Decoding the hidden meanings of Calder's mobiles
As Tate Modern opens the largest Calder show ever staged in the UK its co-curator Ann Coxon talks about how a meeting with Mondrian in his studio inspired the artist to create his most innovative and powerful work
One of the things that’s so often overlooked about Alexander Calder's work is how those elegant, abstract constellations of coloured shapes are almost universally seen as merely pleasant or pleasing.
Yet those airy, floating sculptural mobiles, gently swaying above our heads or calmly rotating in front of our eyes, though slight in stature, can blind us to the circumstances and the era in which, and the reasons why, they were given life.
Calder was a pioneer of kinetic sculpture, (it was Duchamp who christened them mobiles) and he played an essential, often overlooked, role in shaping the history of modernism. Yet it was his work towards the latter half of the 1930s that was to prove the most revelatory.
It's easy to forget, for example, that it was his Mercury Fountain that was exhibited alongside Picasso's Guernica in the Spanish Pavilion, at the Exposition Internationale des Arts et Techniques dans la Vie Moderne, in Paris 1937, where the Nazi German and Soviet Russian pavilions confronted each other in a show of idealogical strength.
“The transition of his work between 1937 and 1939 was pivotal,” says Ann Coxon Curator of Performing Sculpture, a new Calder show at Tate Modern opening today. The 1937 Paris World Fair was infamous in art history for the staging of the Nazi German and the Soviet Russian Pavilions. Both were emphasizing a language of stasis, of things being very classical, very stern. So Calder’s emphasis on movement took on a very different and significant connotation, it was envisaging a very different model of society.”
Yesterday we caught up with a few of the people behind the show - the biggest of Calder's work ever staged in the UK - featuring around 100 pieces of art. As well as Coxon, among them was the artist’s grandson Sandy Rower who told us how pleased he was by the inclusive nature of the exhibition. As well as including pretty much every wire piece Calder ever made, the closing room of the show features Black Widow, “a giant black mobile that that has stayed in Brazil since it was made in 1948" Rower told us. “It’s such an extraordinary image, it’s amazing and I’m hoping that everyone who leaves the exhibition will remember that black widow.
One of the things key to understanding Calder’s practice was that he developed a very unique language, not only sculpturally but also when talking about his art. Calder talked about balance and counter balance. He spoke of trajectories and drawing in space and he constantly shifted the boundaries of understanding and experiencing art from the beginning right through to the end of his career.
The show's co-curator Ann Coxon shed some fascinating light on the influences that fired the dramatic, theatrical interplays in Calder’s early sculptures.

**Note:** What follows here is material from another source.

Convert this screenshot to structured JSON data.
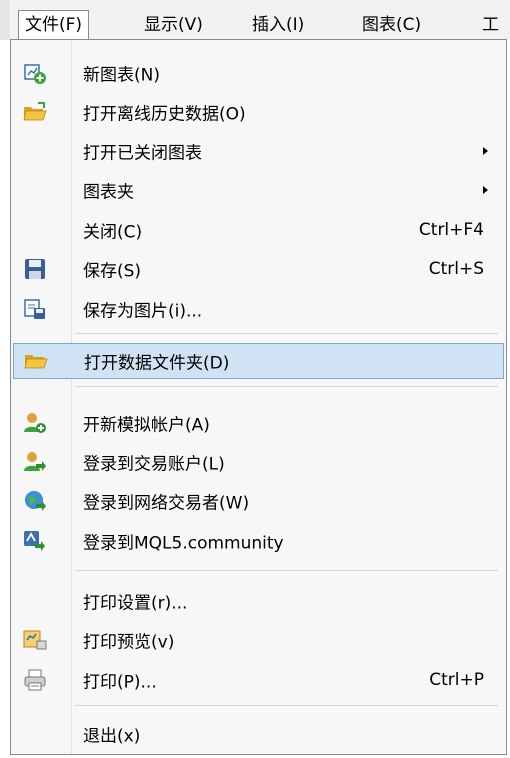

“Calder was commissioned to make some drawings inside the Ringling Bros. and Barnum & Bailey Circus when he had just finished studying and was a young artist,” she told us. “He said in his later life that he was fascinated by the mechanics of the circus and you can see in his sketches how he had started to look at and observe the wires and guy ropes and the pulleys overhead. He had the mind of an engineer and he was looking at the performance from this point of view. He talks about the spotlight trained upon the performer on the trapeze and how that spotlight would switch from up there to focus on something down below.
“And this was all in my mind when putting together the exhibition - how it would look and how it would feel and how the viewer might start thinking of the lighting and the shadows and the works going on over head and down below. That was something that was an inspiration to all of us in putting the show together.”
Calder’s pivotal moment came when he met Piet Mondrian in his studio in 1930. "He became totally fascinated by abstraction," says Coxon. "It was a real revelation to him. And you can see how the language carried through. He went through a very intense period of experimentation in the mid 1930s where he wantd to try out what it would mean to make this abstract language move in three dimensional space.
"There was a huge range in terms of the way these things were formed. Then, having gone through this intense period of experimentation ther was a moment of resolution when his statements became these ceiling hung mobiles where the movement was completely free and unpredictable."
At the Tate, these pieces’ movements are almost imperceptible at times, at others swinging appreciatively as the motion of bodies through the gallery brings them to life. You, quite literally, never encounter the pieces in the same place twice.
“I’ve been asked whether we thought abut putting something in train to make them move more,” Coxon told us, “but that’s missing the point. He wanted these pieces to drift on the current. So instead of speeding them up to our frantic pace, surely the point is that we slow down to their pace - in the way that you lie down on a summer’s day and watch the clouds float across the sky. You think they’re going to go one way and then suddenly they form a different pattern and confound your expectations. To me it’s almost a meditative state watching them. As you can tell, I’ve really enjoyed installing them!”